Céline Thillou – Les profils sont très différents et cela dépend vraiment d’une personne à l’autre. Certains veulent être leur propre patron et très vite lancer leur spin-off, en prendre la tête et voler de leurs propres ailes. D’autres auront besoin de plus de sécurité, d’avoir la certitude de contrats nombreux avant de se lancer et ils n’auront pas forcément envie d’être chef d’entreprise. Et d’autres encore sont ce que l’on peut appeler affectueusement des « chercheurs fous » qui ne veulent pas spécialement quitter le cocon universitaire, car ils ne se sentent pas intéressés par l’aventure entrepreneuriale.

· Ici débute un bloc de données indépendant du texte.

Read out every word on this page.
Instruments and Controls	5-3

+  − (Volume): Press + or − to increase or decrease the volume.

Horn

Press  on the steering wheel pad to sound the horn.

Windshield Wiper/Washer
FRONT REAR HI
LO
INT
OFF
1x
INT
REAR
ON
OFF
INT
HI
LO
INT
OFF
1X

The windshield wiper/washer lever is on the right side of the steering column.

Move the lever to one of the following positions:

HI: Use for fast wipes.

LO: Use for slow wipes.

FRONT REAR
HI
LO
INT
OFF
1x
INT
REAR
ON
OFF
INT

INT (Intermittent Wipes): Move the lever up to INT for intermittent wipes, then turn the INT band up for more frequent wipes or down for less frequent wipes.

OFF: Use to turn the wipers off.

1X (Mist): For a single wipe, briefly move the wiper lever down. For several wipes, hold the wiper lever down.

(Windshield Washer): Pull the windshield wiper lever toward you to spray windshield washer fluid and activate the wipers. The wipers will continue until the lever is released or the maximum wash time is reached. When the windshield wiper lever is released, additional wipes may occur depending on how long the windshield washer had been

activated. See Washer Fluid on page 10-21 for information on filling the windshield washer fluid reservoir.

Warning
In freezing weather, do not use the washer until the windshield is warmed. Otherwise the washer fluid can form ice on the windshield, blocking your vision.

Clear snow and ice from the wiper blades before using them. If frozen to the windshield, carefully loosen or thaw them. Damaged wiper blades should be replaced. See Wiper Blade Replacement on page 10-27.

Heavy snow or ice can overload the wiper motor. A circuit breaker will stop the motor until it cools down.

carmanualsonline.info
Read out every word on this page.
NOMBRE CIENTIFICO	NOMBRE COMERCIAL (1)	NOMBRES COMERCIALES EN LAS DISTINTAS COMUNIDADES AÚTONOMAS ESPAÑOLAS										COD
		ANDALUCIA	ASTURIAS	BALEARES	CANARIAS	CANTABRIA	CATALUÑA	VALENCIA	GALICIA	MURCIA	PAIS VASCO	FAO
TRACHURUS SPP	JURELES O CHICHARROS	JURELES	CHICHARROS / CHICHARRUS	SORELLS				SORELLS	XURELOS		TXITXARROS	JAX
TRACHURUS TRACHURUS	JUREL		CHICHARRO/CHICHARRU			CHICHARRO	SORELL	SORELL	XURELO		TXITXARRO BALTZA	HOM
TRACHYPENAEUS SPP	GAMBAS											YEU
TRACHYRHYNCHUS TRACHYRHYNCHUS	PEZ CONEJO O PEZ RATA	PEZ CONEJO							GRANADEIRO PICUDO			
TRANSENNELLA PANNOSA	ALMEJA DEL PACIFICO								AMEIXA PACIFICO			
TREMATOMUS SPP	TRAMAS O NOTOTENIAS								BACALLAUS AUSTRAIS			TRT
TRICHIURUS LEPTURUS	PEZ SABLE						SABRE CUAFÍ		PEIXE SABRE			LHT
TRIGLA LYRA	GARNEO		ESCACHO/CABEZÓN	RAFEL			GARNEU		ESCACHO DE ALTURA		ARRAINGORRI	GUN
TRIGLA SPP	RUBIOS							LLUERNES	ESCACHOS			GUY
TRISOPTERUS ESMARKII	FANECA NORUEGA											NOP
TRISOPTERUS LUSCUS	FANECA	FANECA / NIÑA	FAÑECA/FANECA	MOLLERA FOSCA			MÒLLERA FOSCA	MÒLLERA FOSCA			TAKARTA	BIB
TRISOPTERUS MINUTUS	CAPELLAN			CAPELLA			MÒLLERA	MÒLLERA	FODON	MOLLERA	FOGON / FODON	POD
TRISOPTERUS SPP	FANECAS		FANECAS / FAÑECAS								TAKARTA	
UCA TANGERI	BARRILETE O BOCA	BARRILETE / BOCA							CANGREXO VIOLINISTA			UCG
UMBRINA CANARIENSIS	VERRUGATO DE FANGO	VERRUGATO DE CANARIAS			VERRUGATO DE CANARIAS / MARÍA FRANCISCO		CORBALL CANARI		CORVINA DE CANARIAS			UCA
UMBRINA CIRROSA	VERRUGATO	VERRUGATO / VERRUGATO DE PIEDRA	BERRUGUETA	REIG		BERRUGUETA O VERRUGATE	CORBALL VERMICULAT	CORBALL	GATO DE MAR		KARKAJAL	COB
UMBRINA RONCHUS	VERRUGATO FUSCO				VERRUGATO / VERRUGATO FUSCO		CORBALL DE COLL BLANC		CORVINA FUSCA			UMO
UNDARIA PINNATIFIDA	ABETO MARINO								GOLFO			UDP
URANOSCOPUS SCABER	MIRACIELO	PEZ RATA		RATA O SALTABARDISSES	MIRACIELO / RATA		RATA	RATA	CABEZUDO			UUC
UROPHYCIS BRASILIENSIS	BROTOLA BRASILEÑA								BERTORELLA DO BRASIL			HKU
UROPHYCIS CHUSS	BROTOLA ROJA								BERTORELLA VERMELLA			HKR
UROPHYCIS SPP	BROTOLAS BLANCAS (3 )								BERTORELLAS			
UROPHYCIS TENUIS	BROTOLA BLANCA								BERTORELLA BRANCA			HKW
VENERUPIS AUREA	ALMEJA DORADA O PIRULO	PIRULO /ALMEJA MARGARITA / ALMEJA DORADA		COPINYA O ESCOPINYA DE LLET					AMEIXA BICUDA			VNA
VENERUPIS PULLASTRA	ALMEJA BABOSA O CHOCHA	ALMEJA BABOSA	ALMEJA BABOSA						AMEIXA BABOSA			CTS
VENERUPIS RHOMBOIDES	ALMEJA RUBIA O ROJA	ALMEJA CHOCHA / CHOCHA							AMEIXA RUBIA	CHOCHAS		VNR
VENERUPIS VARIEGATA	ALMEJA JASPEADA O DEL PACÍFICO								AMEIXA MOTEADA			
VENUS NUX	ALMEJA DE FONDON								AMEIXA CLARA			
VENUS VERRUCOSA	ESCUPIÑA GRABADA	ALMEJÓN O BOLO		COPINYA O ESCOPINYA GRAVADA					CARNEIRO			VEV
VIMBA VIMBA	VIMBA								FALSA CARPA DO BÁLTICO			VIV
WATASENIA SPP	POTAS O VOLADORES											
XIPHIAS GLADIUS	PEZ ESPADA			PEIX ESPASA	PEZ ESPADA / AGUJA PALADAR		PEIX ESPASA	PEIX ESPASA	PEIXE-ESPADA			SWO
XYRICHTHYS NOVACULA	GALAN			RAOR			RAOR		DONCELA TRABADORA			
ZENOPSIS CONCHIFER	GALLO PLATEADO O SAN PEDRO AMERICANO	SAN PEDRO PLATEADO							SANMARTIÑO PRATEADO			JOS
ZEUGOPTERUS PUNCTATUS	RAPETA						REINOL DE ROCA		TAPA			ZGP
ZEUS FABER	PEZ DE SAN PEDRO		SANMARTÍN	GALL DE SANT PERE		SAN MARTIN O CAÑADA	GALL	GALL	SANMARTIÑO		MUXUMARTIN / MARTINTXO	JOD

Le financement de la recherche

Alain Gillin est à la tête de la Direction Générale Opérationnelle de l'Économie, de l'Emploi et de la Recherche (DGO6) du Service Public de Wallonie (SPW). Ingénieur civil mécanicien de formation, il est aujourd’hui du côté « des cordes de la bourse ». « La DGO6 finance les universités, les centres de recherche agréés et les entreprises via des appels pour des recherches, des appels pour des partenariats et consortium de recherches et via des subventions ou avances récupérables. Ces dernières aides "guichets" sont spécifiques aux entreprises. »


L’internationalisation de la recherche

Hubert Goffinet est le chef du Service Recherche et Innovation de Wallonie-Bruxelles International (WBI) : « Nous encourageons l’innovation via le métier des relations internationales. Nous accompagnons les centres de recherche et les universités dans leurs démarches à l’international en nous concentrant plus particulièrement sur les secteurs des six pôles de compétitivité. Mais, outre cette priorité, une de nos principales activités est de fournir de l’information et d’assurer une veille sur les innovations, les opportunités de partenariats ou de recherches dans les pays où nous sommes présents, et ce, grâce à un réseau de chercheurs implantés à l’étranger. Il s’agit d’un service important, car l’innovation et la recherche doivent indéniablement revêtir un caractère international. »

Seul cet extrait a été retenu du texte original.